If you’re struggling to make your monthly mortgage payment, Fannie Mae and Freddie Mac have a new loan modification program so your home stays out of foreclosure — and you stay put.

The program, called Flex Modification, goes into effect Oct. 1, 2017. It will incorporate key elements from Fannie’s and Freddie’s standard and streamlined modification programs, as well as their expired Home Affordable Modification Program.

Here’s a closer look at how Flex Modification works and who’s eligible.

» MORE: Compare online mortgage refinance lenders

What is the Flex Modification program?

Created under the direction of the Federal Housing Finance Agency, Flex Modification fills the need for a long-term foreclosure-prevention solution now that HAMP has expired. A loan modification is when a lender agrees to change the original terms of your mortgage — often by extending the loan term or reducing the principal balance or interest rate — to lower your monthly payments.

The program is called “Flex Modification” because it offers lenders greater flexibility in evaluating borrowers compared with previous loan modification programs. With HAMP, lenders could adjust the terms of a qualified loan until a mortgage payment equaled 31% of the borrower’s income. The Flex Modification program applies those same measures, but it allows lenders to also consider how many days delinquent borrowers are and the value of their home. It aims to reduce monthly mortgage payments by 20% for eligible borrowers.

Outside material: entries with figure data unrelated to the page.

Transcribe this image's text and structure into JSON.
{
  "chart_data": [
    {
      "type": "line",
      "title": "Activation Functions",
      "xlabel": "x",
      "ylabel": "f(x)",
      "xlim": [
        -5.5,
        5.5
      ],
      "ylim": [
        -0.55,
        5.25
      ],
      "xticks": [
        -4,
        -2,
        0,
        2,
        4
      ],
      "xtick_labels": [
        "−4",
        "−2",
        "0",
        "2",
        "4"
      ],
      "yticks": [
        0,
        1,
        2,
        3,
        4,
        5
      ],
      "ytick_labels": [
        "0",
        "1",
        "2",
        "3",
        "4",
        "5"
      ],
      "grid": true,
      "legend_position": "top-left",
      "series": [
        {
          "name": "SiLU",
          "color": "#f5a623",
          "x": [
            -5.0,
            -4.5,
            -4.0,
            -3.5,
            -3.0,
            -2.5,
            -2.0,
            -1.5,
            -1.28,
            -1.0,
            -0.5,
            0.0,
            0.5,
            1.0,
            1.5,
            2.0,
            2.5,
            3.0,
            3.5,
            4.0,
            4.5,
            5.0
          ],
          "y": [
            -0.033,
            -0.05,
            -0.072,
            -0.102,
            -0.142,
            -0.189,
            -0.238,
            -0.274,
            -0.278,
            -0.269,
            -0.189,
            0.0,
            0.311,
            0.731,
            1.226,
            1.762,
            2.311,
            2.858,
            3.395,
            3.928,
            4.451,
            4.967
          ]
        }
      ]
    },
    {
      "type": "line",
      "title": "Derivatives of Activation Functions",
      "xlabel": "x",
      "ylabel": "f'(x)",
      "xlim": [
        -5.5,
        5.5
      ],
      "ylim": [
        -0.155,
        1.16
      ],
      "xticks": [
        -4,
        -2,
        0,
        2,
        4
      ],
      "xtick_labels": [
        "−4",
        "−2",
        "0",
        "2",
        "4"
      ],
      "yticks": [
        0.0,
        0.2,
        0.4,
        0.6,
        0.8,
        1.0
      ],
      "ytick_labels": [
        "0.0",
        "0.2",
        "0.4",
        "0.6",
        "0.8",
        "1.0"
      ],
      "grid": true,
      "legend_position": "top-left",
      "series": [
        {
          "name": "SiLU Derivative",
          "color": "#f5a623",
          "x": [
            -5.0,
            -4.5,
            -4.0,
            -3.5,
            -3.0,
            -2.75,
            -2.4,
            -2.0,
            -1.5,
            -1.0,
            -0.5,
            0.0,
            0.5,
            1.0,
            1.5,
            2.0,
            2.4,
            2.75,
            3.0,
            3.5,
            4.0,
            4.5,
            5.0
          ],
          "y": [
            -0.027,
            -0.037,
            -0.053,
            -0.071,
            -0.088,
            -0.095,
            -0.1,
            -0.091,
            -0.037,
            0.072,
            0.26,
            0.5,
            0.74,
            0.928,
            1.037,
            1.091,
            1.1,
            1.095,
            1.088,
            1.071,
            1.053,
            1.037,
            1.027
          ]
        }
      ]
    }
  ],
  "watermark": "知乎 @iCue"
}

A modified loan benefits both lenders and borrowers: It’s usually less expensive and time-consuming than a foreclosure.

Am I eligible?

Here are the criteria to be approved for a Flex Modification:

  • Your mortgage must be owned or guaranteed by Fannie or Freddie. Loans from the FHA, VA or USDA do not qualify.
  • Your mortgage must be at least one year old.
  • You must have a first-lien mortgage, which means your mortgage company will be repaid first if you default on your loan and the home is sold.
  • You must be 60 days or more past due on a loan for a primary residence, second home or investment property.
  • Your mortgage loan is current or less than 60 days past due, but your lender has determined your loan is in “imminent default.” That means the lender believes you are no longer able to afford your monthly payment.
  • Your property is allowed to be vacant or condemned, which is when a public authority uses the power of eminent domain to seize a property for public use.

How do I apply?

Fannie Mae and Freddie Mac will begin taking applications Oct. 1, but you’ll first need to check if your mortgage is owned or guaranteed by one of the agencies. Ask your lender, or use the online loan look-up tools (click here for Fannie and here for Freddie).

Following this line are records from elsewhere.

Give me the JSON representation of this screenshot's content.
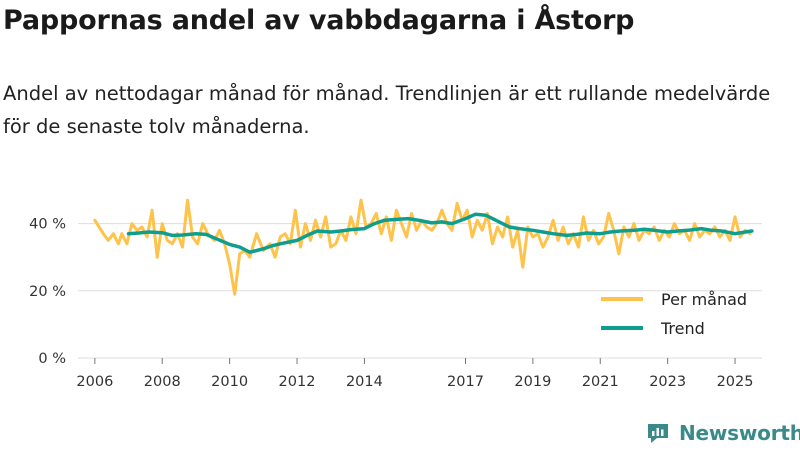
{
  "title": "Pappornas andel av vabbdagarna i Åstorp",
  "subtitle": "Andel av nettodagar månad för månad. Trendlinjen är ett rullande medelvärde för de senaste tolv månaderna.",
  "brand": {
    "name": "Newsworthy",
    "icon": "newsworthy-logo-icon"
  },
  "colors": {
    "per_month": "#ffc24a",
    "trend": "#0f9e8e",
    "grid": "#dddddd",
    "axis_text": "#333333"
  },
  "chart_data": {
    "type": "line",
    "title": "Pappornas andel av vabbdagarna i Åstorp",
    "xlabel": "",
    "ylabel": "",
    "x_range": [
      2005.5,
      2025.8
    ],
    "ylim": [
      0,
      50
    ],
    "y_ticks": [
      0,
      20,
      40
    ],
    "y_tick_labels": [
      "0 %",
      "20 %",
      "40 %"
    ],
    "x_ticks": [
      2006,
      2008,
      2010,
      2012,
      2014,
      2017,
      2019,
      2021,
      2023,
      2025
    ],
    "x_tick_labels": [
      "2006",
      "2008",
      "2010",
      "2012",
      "2014",
      "2017",
      "2019",
      "2021",
      "2023",
      "2025"
    ],
    "legend": {
      "position": "bottom-right",
      "entries": [
        "Per månad",
        "Trend"
      ]
    },
    "series": [
      {
        "name": "Per månad",
        "x": [
          2006.0,
          2006.25,
          2006.4,
          2006.55,
          2006.7,
          2006.8,
          2006.95,
          2007.1,
          2007.25,
          2007.4,
          2007.55,
          2007.7,
          2007.85,
          2008.0,
          2008.15,
          2008.3,
          2008.45,
          2008.6,
          2008.75,
          2008.9,
          2009.05,
          2009.2,
          2009.35,
          2009.55,
          2009.7,
          2009.85,
          2010.0,
          2010.15,
          2010.3,
          2010.45,
          2010.6,
          2010.8,
          2011.0,
          2011.2,
          2011.35,
          2011.5,
          2011.65,
          2011.8,
          2011.95,
          2012.1,
          2012.25,
          2012.4,
          2012.55,
          2012.7,
          2012.85,
          2013.0,
          2013.15,
          2013.3,
          2013.45,
          2013.6,
          2013.75,
          2013.9,
          2014.05,
          2014.2,
          2014.35,
          2014.5,
          2014.65,
          2014.8,
          2014.95,
          2015.1,
          2015.25,
          2015.4,
          2015.55,
          2015.7,
          2015.85,
          2016.0,
          2016.15,
          2016.3,
          2016.45,
          2016.6,
          2016.75,
          2016.9,
          2017.05,
          2017.2,
          2017.35,
          2017.5,
          2017.65,
          2017.8,
          2017.95,
          2018.1,
          2018.25,
          2018.4,
          2018.55,
          2018.7,
          2018.85,
          2019.0,
          2019.15,
          2019.3,
          2019.45,
          2019.6,
          2019.75,
          2019.9,
          2020.05,
          2020.2,
          2020.35,
          2020.5,
          2020.65,
          2020.8,
          2020.95,
          2021.1,
          2021.25,
          2021.4,
          2021.55,
          2021.7,
          2021.85,
          2022.0,
          2022.15,
          2022.3,
          2022.45,
          2022.6,
          2022.75,
          2022.9,
          2023.05,
          2023.2,
          2023.35,
          2023.5,
          2023.65,
          2023.8,
          2023.95,
          2024.1,
          2024.25,
          2024.4,
          2024.55,
          2024.7,
          2024.85,
          2025.0,
          2025.15,
          2025.3,
          2025.45
        ],
        "values": [
          41,
          37,
          35,
          37,
          34,
          37,
          34,
          40,
          38,
          39,
          36,
          44,
          30,
          40,
          35,
          34,
          37,
          33,
          47,
          36,
          34,
          40,
          37,
          35,
          38,
          34,
          28,
          19,
          31,
          32,
          30,
          37,
          32,
          34,
          30,
          36,
          37,
          34,
          44,
          33,
          40,
          35,
          41,
          36,
          42,
          33,
          34,
          38,
          35,
          42,
          37,
          47,
          39,
          40,
          43,
          37,
          42,
          35,
          44,
          40,
          36,
          43,
          38,
          41,
          39,
          38,
          40,
          44,
          40,
          38,
          46,
          41,
          44,
          36,
          41,
          38,
          43,
          34,
          39,
          36,
          42,
          33,
          38,
          27,
          39,
          36,
          37,
          33,
          36,
          41,
          35,
          39,
          34,
          37,
          33,
          42,
          35,
          38,
          34,
          36,
          43,
          38,
          31,
          39,
          36,
          40,
          35,
          38,
          37,
          39,
          35,
          38,
          36,
          40,
          37,
          38,
          35,
          40,
          36,
          38,
          37,
          39,
          36,
          38,
          35,
          42,
          36,
          38,
          37
        ]
      },
      {
        "name": "Trend",
        "x": [
          2007.0,
          2007.3,
          2007.6,
          2008.0,
          2008.3,
          2008.6,
          2009.0,
          2009.3,
          2009.6,
          2010.0,
          2010.3,
          2010.6,
          2011.0,
          2011.3,
          2011.6,
          2012.0,
          2012.3,
          2012.6,
          2013.0,
          2013.3,
          2013.6,
          2014.0,
          2014.3,
          2014.6,
          2015.0,
          2015.3,
          2015.6,
          2016.0,
          2016.3,
          2016.6,
          2017.0,
          2017.3,
          2017.6,
          2018.0,
          2018.3,
          2018.6,
          2019.0,
          2019.3,
          2019.6,
          2020.0,
          2020.3,
          2020.6,
          2021.0,
          2021.3,
          2021.6,
          2022.0,
          2022.3,
          2022.6,
          2023.0,
          2023.3,
          2023.6,
          2024.0,
          2024.3,
          2024.6,
          2025.0,
          2025.3,
          2025.5
        ],
        "values": [
          37.0,
          37.2,
          37.5,
          37.3,
          36.5,
          36.6,
          37.0,
          36.8,
          35.5,
          33.8,
          33.0,
          31.5,
          32.5,
          33.5,
          34.2,
          35.0,
          36.5,
          37.8,
          37.5,
          37.8,
          38.2,
          38.5,
          40.0,
          41.0,
          41.3,
          41.5,
          41.0,
          40.2,
          40.5,
          40.0,
          41.5,
          42.8,
          42.5,
          40.5,
          39.0,
          38.5,
          38.0,
          37.5,
          37.0,
          36.5,
          36.8,
          37.2,
          37.0,
          37.5,
          37.8,
          38.0,
          38.3,
          38.0,
          37.5,
          37.8,
          38.0,
          38.5,
          38.0,
          37.8,
          37.0,
          37.5,
          37.8
        ]
      }
    ]
  }
}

Once you’ve confirmed that, you’ll need to submit a complete Borrower Response Package, which includes:

  • A signed and completed borrower assistance form.
  • A signed and completed Request for Individual Tax Return Transcript IRS form.
  • Documentable proof of a financial hardship, such as a job loss, divorce, death or illness.
  • Proof of income. Unemployment income doesn’t qualify. If you’re unemployed, Fannie and Freddie are likely to provide six months of unemployment forbearance instead of loan modification, according to the FHFA.

Your lender or servicer should provide you with this paperwork.

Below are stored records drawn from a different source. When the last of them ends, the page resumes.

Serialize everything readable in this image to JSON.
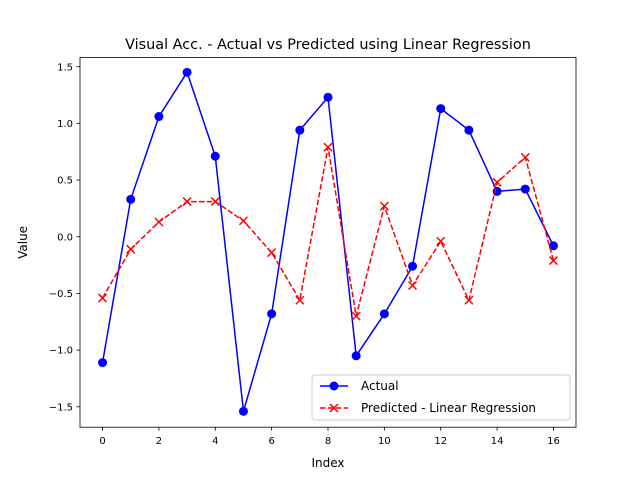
{
  "chart_data": {
    "type": "line",
    "title": "Visual Acc. - Actual vs Predicted using Linear Regression",
    "xlabel": "Index",
    "ylabel": "Value",
    "xlim": [
      -0.8,
      16.8
    ],
    "ylim": [
      -1.68,
      1.58
    ],
    "xticks": [
      0,
      2,
      4,
      6,
      8,
      10,
      12,
      14,
      16
    ],
    "xtick_labels": [
      "0",
      "2",
      "4",
      "6",
      "8",
      "10",
      "12",
      "14",
      "16"
    ],
    "yticks": [
      -1.5,
      -1.0,
      -0.5,
      0.0,
      0.5,
      1.0,
      1.5
    ],
    "ytick_labels": [
      "−1.5",
      "−1.0",
      "−0.5",
      "0.0",
      "0.5",
      "1.0",
      "1.5"
    ],
    "grid": false,
    "legend_position": "lower-right",
    "x": [
      0,
      1,
      2,
      3,
      4,
      5,
      6,
      7,
      8,
      9,
      10,
      11,
      12,
      13,
      14,
      15,
      16
    ],
    "series": [
      {
        "name": "Actual",
        "color": "#0000ff",
        "style": "solid",
        "marker": "circle",
        "values": [
          -1.11,
          0.33,
          1.06,
          1.45,
          0.71,
          -1.54,
          -0.68,
          0.94,
          1.23,
          -1.05,
          -0.68,
          -0.26,
          1.13,
          0.94,
          0.4,
          0.42,
          -0.08
        ]
      },
      {
        "name": "Predicted - Linear Regression",
        "color": "#ff0000",
        "style": "dashed",
        "marker": "x",
        "values": [
          -0.54,
          -0.11,
          0.13,
          0.31,
          0.31,
          0.14,
          -0.14,
          -0.56,
          0.79,
          -0.7,
          0.27,
          -0.43,
          -0.04,
          -0.56,
          0.48,
          0.7,
          -0.21
        ]
      }
    ]
  }
}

What if I’m really behind on payments?

If you’re more than 90 days behind on your mortgage, Fannie Mae and Freddie Mac consider your loan to be in severe risk of foreclosure. That’s the end result Flex Modification aims to avoid.

In those instances, there’s a streamlined version of Flex Modification that doesn’t require the documentation package or income verification. The goal of the program is also a 20% payment reduction.

How to get loan modification help

It takes teamwork to modify your mortgage loan if you’re struggling to make payments. Reach out to your mortgage servicer — either the original lender, or the new one if your loan was resold — as soon as possible.